Furthermore, skills are being lost at a shocking rate. That old man with the chest pain may be one of the few people who could still dismantle a locomotive engine and put it back together. The demented woman clutching the baby doll? In her locked away, inaccessible thoughts are decades of wisdom, and love, born of raising children and grandchildren. The man with the stroke who can’t speak? He has forgotten more mathematics and nuclear physics than most will ever know and could still run a nuclear power plant if he weren’t so afflicted. It is likely the equations still run through his mind.

And that doesn’t count the infirm welders we haven’t replaced, the broken line-men, the aged nurses too arthritic to work, the many times wounded soldier who can’t walk but still understand battle.. There is so much brilliance and skill lying untapped in those we overlook. They become just another troubling, annoying patient to put on hospice and be done with at last, so that we can move on to the ones who count. The young ones who know…less and less. The young ones who have not learned the lessons of their ancestors or the skills needed to survive.

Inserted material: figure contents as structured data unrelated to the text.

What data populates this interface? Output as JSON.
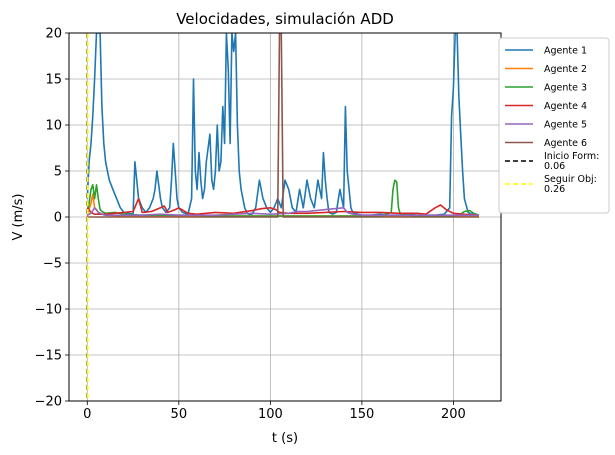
{
  "chart_data": {
    "type": "line",
    "title": "Velocidades, simulación ADD",
    "xlabel": "t (s)",
    "ylabel": "V (m/s)",
    "xlim": [
      -10,
      226
    ],
    "ylim": [
      -20,
      20
    ],
    "xticks": [
      0,
      50,
      100,
      150,
      200
    ],
    "yticks": [
      -20,
      -15,
      -10,
      -5,
      0,
      5,
      10,
      15,
      20
    ],
    "xtick_labels": [
      "0",
      "50",
      "100",
      "150",
      "200"
    ],
    "ytick_labels": [
      "−20",
      "−15",
      "−10",
      "−5",
      "0",
      "5",
      "10",
      "15",
      "20"
    ],
    "grid": true,
    "legend_position": "outside-right-top",
    "series": [
      {
        "name": "Agente 1",
        "color": "#1f77b4",
        "points": [
          [
            0,
            2
          ],
          [
            1,
            6
          ],
          [
            2,
            8
          ],
          [
            3,
            11
          ],
          [
            4,
            15
          ],
          [
            5,
            20
          ],
          [
            7,
            20
          ],
          [
            8,
            12
          ],
          [
            9,
            8
          ],
          [
            10,
            6
          ],
          [
            12,
            4
          ],
          [
            14,
            3
          ],
          [
            16,
            2
          ],
          [
            18,
            1
          ],
          [
            20,
            0.5
          ],
          [
            25,
            0.3
          ],
          [
            26,
            6
          ],
          [
            28,
            2
          ],
          [
            30,
            1
          ],
          [
            32,
            0.5
          ],
          [
            34,
            1
          ],
          [
            36,
            2
          ],
          [
            37,
            3
          ],
          [
            38,
            5
          ],
          [
            40,
            2
          ],
          [
            41,
            1
          ],
          [
            43,
            0.5
          ],
          [
            45,
            1
          ],
          [
            46,
            4
          ],
          [
            47,
            8
          ],
          [
            48,
            5
          ],
          [
            49,
            2
          ],
          [
            50,
            1
          ],
          [
            52,
            0.5
          ],
          [
            55,
            0.3
          ],
          [
            57,
            2
          ],
          [
            58,
            15
          ],
          [
            59,
            5
          ],
          [
            60,
            3
          ],
          [
            61,
            7
          ],
          [
            62,
            4
          ],
          [
            63,
            2
          ],
          [
            64,
            3
          ],
          [
            65,
            6
          ],
          [
            67,
            9
          ],
          [
            68,
            4
          ],
          [
            69,
            3
          ],
          [
            70,
            5
          ],
          [
            71,
            10
          ],
          [
            72,
            5
          ],
          [
            73,
            6
          ],
          [
            74,
            12
          ],
          [
            75,
            8
          ],
          [
            76,
            20
          ],
          [
            77,
            16
          ],
          [
            78,
            8
          ],
          [
            79,
            20
          ],
          [
            80,
            18
          ],
          [
            81,
            20
          ],
          [
            82,
            10
          ],
          [
            83,
            5
          ],
          [
            84,
            3
          ],
          [
            85,
            2
          ],
          [
            86,
            1
          ],
          [
            87,
            0.5
          ],
          [
            88,
            0.3
          ],
          [
            90,
            0.3
          ],
          [
            92,
            1
          ],
          [
            94,
            4
          ],
          [
            96,
            2
          ],
          [
            98,
            1
          ],
          [
            100,
            0.5
          ],
          [
            102,
            1
          ],
          [
            104,
            2
          ],
          [
            106,
            1
          ],
          [
            108,
            4
          ],
          [
            110,
            3
          ],
          [
            112,
            1
          ],
          [
            114,
            0.5
          ],
          [
            116,
            3
          ],
          [
            118,
            1
          ],
          [
            120,
            4
          ],
          [
            122,
            2
          ],
          [
            124,
            1
          ],
          [
            126,
            4
          ],
          [
            128,
            2
          ],
          [
            129,
            7
          ],
          [
            130,
            4
          ],
          [
            131,
            2
          ],
          [
            132,
            0.5
          ],
          [
            134,
            0.3
          ],
          [
            136,
            0.5
          ],
          [
            138,
            3
          ],
          [
            140,
            1
          ],
          [
            141,
            12
          ],
          [
            142,
            5
          ],
          [
            143,
            3
          ],
          [
            144,
            1
          ],
          [
            145,
            0.5
          ],
          [
            148,
            0.3
          ],
          [
            150,
            0.2
          ],
          [
            155,
            0.2
          ],
          [
            160,
            0.3
          ],
          [
            165,
            0.2
          ],
          [
            170,
            0.2
          ],
          [
            175,
            0.3
          ],
          [
            180,
            0.2
          ],
          [
            190,
            0.2
          ],
          [
            195,
            0.3
          ],
          [
            198,
            1
          ],
          [
            199,
            11
          ],
          [
            200,
            14
          ],
          [
            201,
            20
          ],
          [
            202,
            20
          ],
          [
            203,
            13
          ],
          [
            204,
            9
          ],
          [
            205,
            5
          ],
          [
            206,
            2
          ],
          [
            208,
            0.5
          ],
          [
            210,
            0.3
          ],
          [
            214,
            0.2
          ]
        ]
      },
      {
        "name": "Agente 2",
        "color": "#ff7f0e",
        "points": [
          [
            0,
            0
          ],
          [
            1,
            0.8
          ],
          [
            2,
            1.5
          ],
          [
            3,
            2.5
          ],
          [
            4,
            1
          ],
          [
            5,
            0.8
          ],
          [
            6,
            0.5
          ],
          [
            8,
            0.3
          ],
          [
            10,
            0.2
          ],
          [
            20,
            0.1
          ],
          [
            40,
            0.1
          ],
          [
            60,
            0.1
          ],
          [
            80,
            0.1
          ],
          [
            100,
            0.1
          ],
          [
            120,
            0.1
          ],
          [
            140,
            0.1
          ],
          [
            160,
            0.1
          ],
          [
            180,
            0.1
          ],
          [
            200,
            0.1
          ],
          [
            214,
            0.1
          ]
        ]
      },
      {
        "name": "Agente 3",
        "color": "#2ca02c",
        "points": [
          [
            0,
            0.5
          ],
          [
            1,
            1.5
          ],
          [
            2,
            3
          ],
          [
            3,
            3.5
          ],
          [
            4,
            2
          ],
          [
            5,
            3.5
          ],
          [
            6,
            2
          ],
          [
            7,
            0.8
          ],
          [
            8,
            0.6
          ],
          [
            10,
            0.4
          ],
          [
            15,
            0.5
          ],
          [
            20,
            0.3
          ],
          [
            30,
            0.2
          ],
          [
            40,
            0.2
          ],
          [
            50,
            0.2
          ],
          [
            60,
            0.2
          ],
          [
            70,
            0.1
          ],
          [
            80,
            0.1
          ],
          [
            90,
            0.1
          ],
          [
            100,
            0.1
          ],
          [
            110,
            0.1
          ],
          [
            120,
            0.1
          ],
          [
            130,
            0.1
          ],
          [
            140,
            0.1
          ],
          [
            150,
            0.1
          ],
          [
            160,
            0.1
          ],
          [
            166,
            0.5
          ],
          [
            167,
            3
          ],
          [
            168,
            4
          ],
          [
            169,
            3.8
          ],
          [
            170,
            1
          ],
          [
            171,
            0.3
          ],
          [
            180,
            0.1
          ],
          [
            190,
            0.1
          ],
          [
            200,
            0.1
          ],
          [
            204,
            0.3
          ],
          [
            206,
            0.6
          ],
          [
            209,
            0.7
          ],
          [
            211,
            0.4
          ],
          [
            214,
            0.2
          ]
        ]
      },
      {
        "name": "Agente 4",
        "color": "#d62728",
        "points": [
          [
            0,
            1
          ],
          [
            2,
            0.5
          ],
          [
            4,
            0.3
          ],
          [
            10,
            0.3
          ],
          [
            15,
            0.4
          ],
          [
            20,
            0.5
          ],
          [
            25,
            0.6
          ],
          [
            28,
            2
          ],
          [
            30,
            0.5
          ],
          [
            35,
            0.6
          ],
          [
            40,
            1
          ],
          [
            42,
            1.2
          ],
          [
            44,
            0.5
          ],
          [
            48,
            0.8
          ],
          [
            50,
            1
          ],
          [
            55,
            0.4
          ],
          [
            60,
            0.3
          ],
          [
            70,
            0.5
          ],
          [
            80,
            0.4
          ],
          [
            90,
            0.7
          ],
          [
            95,
            0.9
          ],
          [
            100,
            1
          ],
          [
            103,
            0.8
          ],
          [
            105,
            0.5
          ],
          [
            110,
            0.4
          ],
          [
            120,
            0.4
          ],
          [
            130,
            0.5
          ],
          [
            140,
            0.6
          ],
          [
            150,
            0.5
          ],
          [
            160,
            0.5
          ],
          [
            170,
            0.4
          ],
          [
            180,
            0.4
          ],
          [
            185,
            0.3
          ],
          [
            190,
            1
          ],
          [
            193,
            1.3
          ],
          [
            196,
            0.8
          ],
          [
            200,
            0.4
          ],
          [
            205,
            0.3
          ],
          [
            214,
            0.2
          ]
        ]
      },
      {
        "name": "Agente 5",
        "color": "#9467bd",
        "points": [
          [
            0,
            0.2
          ],
          [
            2,
            0.4
          ],
          [
            4,
            1
          ],
          [
            6,
            0.5
          ],
          [
            8,
            0.3
          ],
          [
            10,
            0.2
          ],
          [
            20,
            0.2
          ],
          [
            30,
            0.2
          ],
          [
            40,
            0.3
          ],
          [
            50,
            0.2
          ],
          [
            60,
            0.2
          ],
          [
            70,
            0.2
          ],
          [
            80,
            0.3
          ],
          [
            90,
            0.4
          ],
          [
            100,
            0.3
          ],
          [
            110,
            0.4
          ],
          [
            115,
            0.6
          ],
          [
            120,
            0.6
          ],
          [
            125,
            0.7
          ],
          [
            130,
            0.8
          ],
          [
            135,
            0.9
          ],
          [
            140,
            1
          ],
          [
            142,
            0.5
          ],
          [
            145,
            0.3
          ],
          [
            150,
            0.2
          ],
          [
            160,
            0.2
          ],
          [
            180,
            0.2
          ],
          [
            200,
            0.2
          ],
          [
            214,
            0.2
          ]
        ]
      },
      {
        "name": "Agente 6",
        "color": "#8c564b",
        "points": [
          [
            0,
            0
          ],
          [
            10,
            0
          ],
          [
            20,
            0
          ],
          [
            40,
            0
          ],
          [
            60,
            0
          ],
          [
            80,
            0
          ],
          [
            100,
            0
          ],
          [
            104,
            0
          ],
          [
            105,
            20
          ],
          [
            106,
            20
          ],
          [
            107,
            0
          ],
          [
            110,
            0
          ],
          [
            120,
            0
          ],
          [
            140,
            0
          ],
          [
            160,
            0
          ],
          [
            180,
            0
          ],
          [
            200,
            0
          ],
          [
            214,
            0
          ]
        ]
      },
      {
        "name": "Inicio Form:\n0.06",
        "color": "#000000",
        "style": "dashed",
        "vertical_x": 0.06
      },
      {
        "name": "Seguir Obj:\n0.26",
        "color": "#ffff00",
        "style": "dashed",
        "vertical_x": 0.26
      }
    ]
  }
}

Maybe the best thing we could do for the future is take our knowledge and direct it at trying harder to give longer, more functional lives to those who come to us late in life. They hold wisdom, knowledge and skills that we still need, and will need more if the news is any predictor.

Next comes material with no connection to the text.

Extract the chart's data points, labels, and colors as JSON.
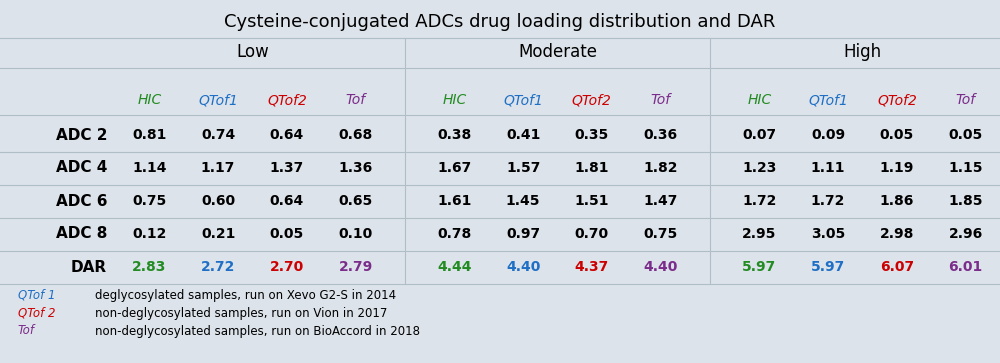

All of this makes me see those people on the stretchers differently. I mean, we frantically try to conserve resources and recycle material goods but we are all too ready to toss human beings out just because the their years are too many and it might be hard to give them more.

I suspect that we may soon discover, through hard times, that they are a resource we can not longer afford to devalue. Maybe then we’ll actually try harder to prolong not only their lives but their utility. And in the process, their ability to lead joyful, useful lives untethered to our medical science and too heartless attitudes toward them.